There have been incidents with civilian drones in recent years, e.g. in football, luckily none of which had terrorist motives. So it is reassuring to know that France is taking measures to prevent drones for the upcoming European Championships.

While France protects its population in an exemplary approach to handling drones, others still seem to have their heads in the sand. This may be due to the fact that there hasn’t yet been an incident resulting in personal injury – which is often the cause of negligent restraint when it comes to security issues. Or it may be that uncertainty prevails as to whether and by which means we can combat the threat of drones. If this is the case, I would like to help by listing the currently known (and legally permissible!) methods of drone defence.

Detecting drones

The necessity for the unambiguous detection of drones must be mentioned at this point. Because ultimately, the very best defensive measures do not help if the drone is not identified as such on its approach. The following approaches are currently available:

  • Organisational (Security Awareness): Employees know about the threat potential of drones, raise the alarm and trigger a regulated process.
  • Video analysis (conventional): Existing video monitoring systems are supplemented with cameras aimed toward the sky. The software for video analysis is parameterised accordingly and triggers an alarm when it detects a flying object of a defined size.
  • Multi-sensor detection: Every drone has clear distinguishing features: Shape, size, pattern of movement – but also their flight noise and WLAN signals.
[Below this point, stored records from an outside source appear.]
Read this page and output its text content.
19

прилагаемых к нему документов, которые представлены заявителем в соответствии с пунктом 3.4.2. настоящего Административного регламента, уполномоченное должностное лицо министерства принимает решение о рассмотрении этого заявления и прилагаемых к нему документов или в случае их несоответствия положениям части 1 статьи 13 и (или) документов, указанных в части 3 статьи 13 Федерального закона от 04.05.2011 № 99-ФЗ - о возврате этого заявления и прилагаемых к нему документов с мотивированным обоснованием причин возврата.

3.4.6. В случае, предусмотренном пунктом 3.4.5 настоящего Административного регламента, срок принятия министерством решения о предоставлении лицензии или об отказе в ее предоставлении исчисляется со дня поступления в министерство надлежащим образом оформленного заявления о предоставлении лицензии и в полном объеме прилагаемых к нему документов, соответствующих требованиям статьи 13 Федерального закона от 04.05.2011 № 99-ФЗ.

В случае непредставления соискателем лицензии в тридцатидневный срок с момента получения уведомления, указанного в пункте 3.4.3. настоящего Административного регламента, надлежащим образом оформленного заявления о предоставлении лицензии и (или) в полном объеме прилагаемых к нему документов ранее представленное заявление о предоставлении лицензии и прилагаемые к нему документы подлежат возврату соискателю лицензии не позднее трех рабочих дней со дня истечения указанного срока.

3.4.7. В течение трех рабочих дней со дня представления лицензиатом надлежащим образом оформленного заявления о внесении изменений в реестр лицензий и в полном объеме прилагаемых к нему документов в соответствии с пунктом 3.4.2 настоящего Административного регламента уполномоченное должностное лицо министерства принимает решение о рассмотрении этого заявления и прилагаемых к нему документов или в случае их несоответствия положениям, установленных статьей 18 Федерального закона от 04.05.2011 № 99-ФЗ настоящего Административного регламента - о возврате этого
These features are detected using various sensors and evaluated on a software basis. This minimises the number of false alarms.

Defending against drones

  • Capture drone: Captures a hostile drone in a net. Prerequisite: good (!) pilot, available 24/7.
  • Firearms, electromagnetic pulse (EMP), laser: Destroys the drone. Prerequisite: official authorisation, authorised person.
  • Trained birds of prey (it’s no joke!): at least the Dutch authorities are backing this concept…
  • Net cannons: A net is fired toward the drone from the ground or building. Problem: limited range – so not suitable for counterintelligence.
  • Jammer/spoofer: interrupts the radio or GPS connection – the drone automatically flies back to the starting point or crashes.

The above-mentioned measures work in practice! So there is no longer any reason to have citizens, event visitors or employees of critical infrastructures exposed to the potential threat of drones. France serves as a good example in this regard.